Default value: FALSE

Example Workflow

For a detailed example workflow, see the workflow vignette exampleWorkflow.

Bug Reports, Feature Requests and Contact Information

We value all the feedback that we receive and will try to reply in a timely manner.

Please report any bug that you encounter as well as any feature request that you may have to [email protected].

References

[1] R Core Team (2014). R: A language and environment for statistical computing. R Foundation for Statistical Computing, Vienna, Austria. URL http://www.R-project.org/

[2] Morgan M, Pagès H, Obenchain V and Hayden N. Rsamtools: Binary alignment (BAM), FASTA, variant call (BCF), and tabix file import. R package version 1.18.2, http://bioconductor.org/packages/release/bioc/html/Rsamtools.html.

[3] Love, M. I., Huber, W., & Anders, S. (2014). Moderated estimation of fold change and dispersion for RNA-seq data with DESeq2. Genome Biol, 15(12), 550.

[4] Kasowski, M., Kyriazopoulou-Panagiotopoulou, S., Grubert, F., Zaugg, J. B., Kundaje, A., Liu, Y., … & Snyder, M. (2013). Extensive variation in chromatin states across humans. Science, 342(6159), 750-752.

[5] 1000 Genomes Project Consortium. (2010). A map of human genome variation from population-scale sequencing. Nature, 467(7319), 1061-1073.

[6] Grubert, F., Zaugg, J. B., Kasowski, M., Ursu, O., Spacek, D. V., Martin, A. R., … & Snyder, M. (2015). Genetic Control of Chromatin States in Humans Involves Local and Distal Chromosomal Interactions. Cell, 162(5), 1051-1065.

[7] Zhang, Y., Liu, T., Meyer, C. A., Eeckhoute, J., Johnson, D. S., Bernstein, B. E., … & Liu, X. S. (2008). Model-based analysis of ChIP-Seq (MACS). Genome biology, 9(9), R137.

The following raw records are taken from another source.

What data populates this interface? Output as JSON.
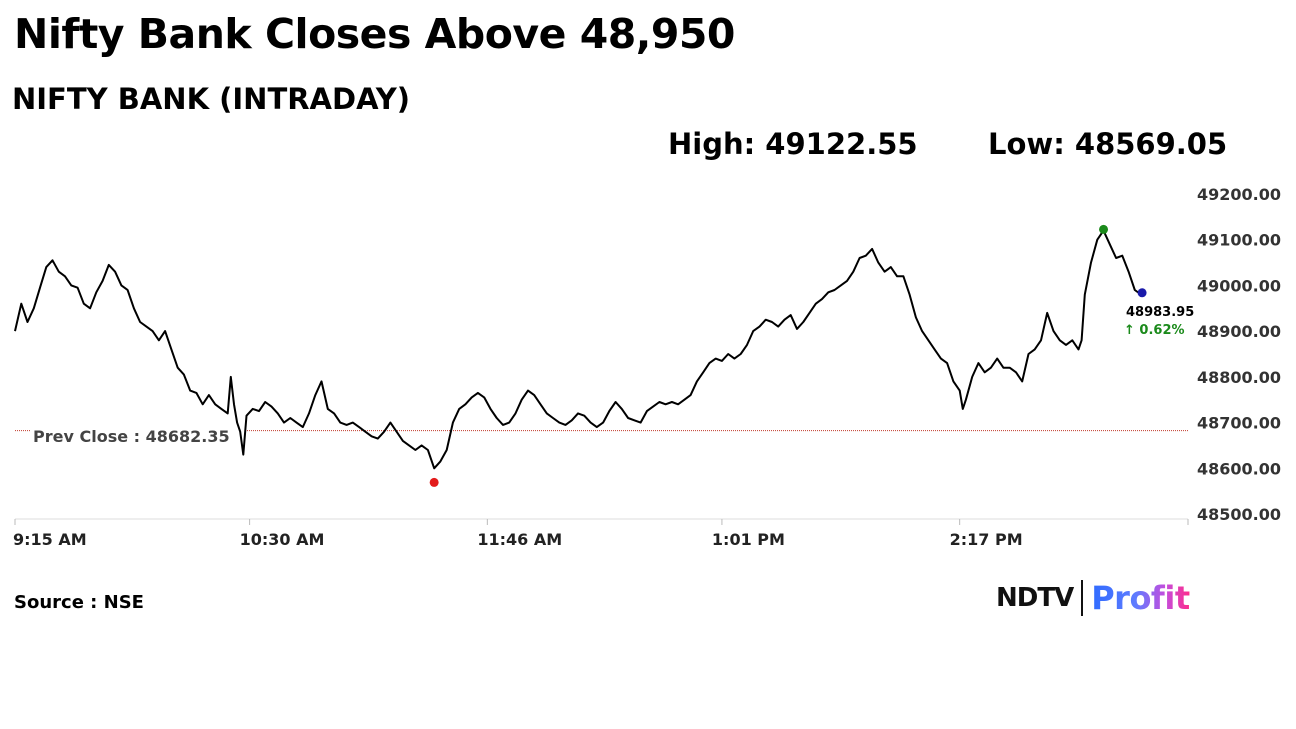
{
  "headline": "Nifty Bank Closes Above 48,950",
  "subtitle": "NIFTY BANK (INTRADAY)",
  "stats": {
    "high": "High: 49122.55",
    "low": "Low: 48569.05"
  },
  "source": "Source : NSE",
  "brand": {
    "left": "NDTV",
    "right": "Profit"
  },
  "chart_data": {
    "type": "line",
    "ylim": [
      48500,
      49200
    ],
    "y_ticks": [
      48500,
      48600,
      48700,
      48800,
      48900,
      49000,
      49100,
      49200
    ],
    "y_tick_labels": [
      "48500.00",
      "48600.00",
      "48700.00",
      "48800.00",
      "48900.00",
      "49000.00",
      "49100.00",
      "49200.00"
    ],
    "x_tick_labels": [
      "9:15 AM",
      "10:30 AM",
      "11:46 AM",
      "1:01 PM",
      "2:17 PM"
    ],
    "x_tick_minutes": [
      555,
      630,
      706,
      781,
      857
    ],
    "x_range_minutes": [
      555,
      930
    ],
    "prev_close": {
      "value": 48682.35,
      "label": "Prev Close : 48682.35"
    },
    "last": {
      "value": 48983.95,
      "label": "48983.95",
      "change_label": "↑ 0.62%"
    },
    "high_point": {
      "minute": 903,
      "value": 49122.55
    },
    "low_point": {
      "minute": 689,
      "value": 48569.05
    },
    "colors": {
      "line": "#000000",
      "prev_close": "#c0392b",
      "high_marker": "#1b8a1b",
      "low_marker": "#e31b1b",
      "last_marker": "#1a1aaa",
      "change": "#1b8a1b"
    },
    "points": [
      [
        555,
        48900
      ],
      [
        557,
        48960
      ],
      [
        559,
        48920
      ],
      [
        561,
        48950
      ],
      [
        563,
        48995
      ],
      [
        565,
        49040
      ],
      [
        567,
        49055
      ],
      [
        569,
        49030
      ],
      [
        571,
        49020
      ],
      [
        573,
        49000
      ],
      [
        575,
        48995
      ],
      [
        577,
        48960
      ],
      [
        579,
        48950
      ],
      [
        581,
        48985
      ],
      [
        583,
        49010
      ],
      [
        585,
        49045
      ],
      [
        587,
        49030
      ],
      [
        589,
        49000
      ],
      [
        591,
        48990
      ],
      [
        593,
        48950
      ],
      [
        595,
        48920
      ],
      [
        597,
        48910
      ],
      [
        599,
        48900
      ],
      [
        601,
        48880
      ],
      [
        603,
        48900
      ],
      [
        605,
        48860
      ],
      [
        607,
        48820
      ],
      [
        609,
        48805
      ],
      [
        611,
        48770
      ],
      [
        613,
        48765
      ],
      [
        615,
        48740
      ],
      [
        617,
        48760
      ],
      [
        619,
        48740
      ],
      [
        621,
        48730
      ],
      [
        623,
        48720
      ],
      [
        624,
        48800
      ],
      [
        625,
        48740
      ],
      [
        626,
        48700
      ],
      [
        627,
        48680
      ],
      [
        628,
        48630
      ],
      [
        629,
        48715
      ],
      [
        631,
        48730
      ],
      [
        633,
        48725
      ],
      [
        635,
        48745
      ],
      [
        637,
        48735
      ],
      [
        639,
        48720
      ],
      [
        641,
        48700
      ],
      [
        643,
        48710
      ],
      [
        645,
        48700
      ],
      [
        647,
        48690
      ],
      [
        649,
        48720
      ],
      [
        651,
        48760
      ],
      [
        653,
        48790
      ],
      [
        655,
        48730
      ],
      [
        657,
        48720
      ],
      [
        659,
        48700
      ],
      [
        661,
        48695
      ],
      [
        663,
        48700
      ],
      [
        665,
        48690
      ],
      [
        667,
        48680
      ],
      [
        669,
        48670
      ],
      [
        671,
        48665
      ],
      [
        673,
        48680
      ],
      [
        675,
        48700
      ],
      [
        677,
        48680
      ],
      [
        679,
        48660
      ],
      [
        681,
        48650
      ],
      [
        683,
        48640
      ],
      [
        685,
        48650
      ],
      [
        687,
        48640
      ],
      [
        689,
        48600
      ],
      [
        691,
        48615
      ],
      [
        693,
        48640
      ],
      [
        695,
        48700
      ],
      [
        697,
        48730
      ],
      [
        699,
        48740
      ],
      [
        701,
        48755
      ],
      [
        703,
        48765
      ],
      [
        705,
        48755
      ],
      [
        707,
        48730
      ],
      [
        709,
        48710
      ],
      [
        711,
        48695
      ],
      [
        713,
        48700
      ],
      [
        715,
        48720
      ],
      [
        717,
        48750
      ],
      [
        719,
        48770
      ],
      [
        721,
        48760
      ],
      [
        723,
        48740
      ],
      [
        725,
        48720
      ],
      [
        727,
        48710
      ],
      [
        729,
        48700
      ],
      [
        731,
        48695
      ],
      [
        733,
        48705
      ],
      [
        735,
        48720
      ],
      [
        737,
        48715
      ],
      [
        739,
        48700
      ],
      [
        741,
        48690
      ],
      [
        743,
        48700
      ],
      [
        745,
        48725
      ],
      [
        747,
        48745
      ],
      [
        749,
        48730
      ],
      [
        751,
        48710
      ],
      [
        753,
        48705
      ],
      [
        755,
        48700
      ],
      [
        757,
        48725
      ],
      [
        759,
        48735
      ],
      [
        761,
        48745
      ],
      [
        763,
        48740
      ],
      [
        765,
        48745
      ],
      [
        767,
        48740
      ],
      [
        769,
        48750
      ],
      [
        771,
        48760
      ],
      [
        773,
        48790
      ],
      [
        775,
        48810
      ],
      [
        777,
        48830
      ],
      [
        779,
        48840
      ],
      [
        781,
        48835
      ],
      [
        783,
        48850
      ],
      [
        785,
        48840
      ],
      [
        787,
        48850
      ],
      [
        789,
        48870
      ],
      [
        791,
        48900
      ],
      [
        793,
        48910
      ],
      [
        795,
        48925
      ],
      [
        797,
        48920
      ],
      [
        799,
        48910
      ],
      [
        801,
        48925
      ],
      [
        803,
        48935
      ],
      [
        805,
        48905
      ],
      [
        807,
        48920
      ],
      [
        809,
        48940
      ],
      [
        811,
        48960
      ],
      [
        813,
        48970
      ],
      [
        815,
        48985
      ],
      [
        817,
        48990
      ],
      [
        819,
        49000
      ],
      [
        821,
        49010
      ],
      [
        823,
        49030
      ],
      [
        825,
        49060
      ],
      [
        827,
        49065
      ],
      [
        829,
        49080
      ],
      [
        831,
        49050
      ],
      [
        833,
        49030
      ],
      [
        835,
        49040
      ],
      [
        837,
        49020
      ],
      [
        839,
        49020
      ],
      [
        841,
        48980
      ],
      [
        843,
        48930
      ],
      [
        845,
        48900
      ],
      [
        847,
        48880
      ],
      [
        849,
        48860
      ],
      [
        851,
        48840
      ],
      [
        853,
        48830
      ],
      [
        855,
        48790
      ],
      [
        857,
        48770
      ],
      [
        858,
        48730
      ],
      [
        859,
        48750
      ],
      [
        861,
        48800
      ],
      [
        863,
        48830
      ],
      [
        865,
        48810
      ],
      [
        867,
        48820
      ],
      [
        869,
        48840
      ],
      [
        871,
        48820
      ],
      [
        873,
        48820
      ],
      [
        875,
        48810
      ],
      [
        877,
        48790
      ],
      [
        879,
        48850
      ],
      [
        881,
        48860
      ],
      [
        883,
        48880
      ],
      [
        885,
        48940
      ],
      [
        887,
        48900
      ],
      [
        889,
        48880
      ],
      [
        891,
        48870
      ],
      [
        893,
        48880
      ],
      [
        895,
        48860
      ],
      [
        896,
        48880
      ],
      [
        897,
        48980
      ],
      [
        899,
        49050
      ],
      [
        901,
        49100
      ],
      [
        903,
        49120
      ],
      [
        905,
        49090
      ],
      [
        907,
        49060
      ],
      [
        909,
        49065
      ],
      [
        911,
        49030
      ],
      [
        913,
        48990
      ],
      [
        915,
        48980
      ]
    ]
  }
}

[8] Wickham, H. (2009). ggplot2: elegant graphics for data analysis. Springer Science & Business Media.

[9] Huber, W., Carey, V. J., Gentleman, R., Anders, S., Carlson, M., Carvalho, B. S., … & Morgan, M. (2015). Orchestrating high-throughput genomic analysis with Bioconductor. Nature methods, 12(2), 115-121.

[10] Koehler, R., Issac, H., Cloonan, N., & Grimmond, S. M. (2011). The uniqueome: a mappability resource for short-tag sequencing. Bioinformatics, 27(2), 272-274.

[11] Andrews, S. (2010). FastQC: A quality control tool for high throughput sequence data. Reference Source.

[12] Diaz, A., Nellore, A., & Song, J. S. (2012). CHANCE: comprehensive software for quality control and validation of ChIP-seq data. Genome Biol, 13(10), R98.

[13] van de Geijn, B., McVicker, G., Gilad, Y., & Pritchard, J. (2014). WASP: allele-specific software for robust discovery of molecular quantitative trait loci. bioRxiv, 011221.

[14] Shabalin, A. A. (2012). Matrix eQTL: ultra fast eQTL analysis via large matrix operations. Bioinformatics, 28(10), 1353-1358.

[15] Alexandrov, L. B., Nik-Zainal, S., Wedge, D. C., Aparicio, S. A., Behjati, S., Biankin, A. V., … & Boyault, S. (2013). Signatures of mutational processes in human cancer. Nature, 500(7463), 415-421.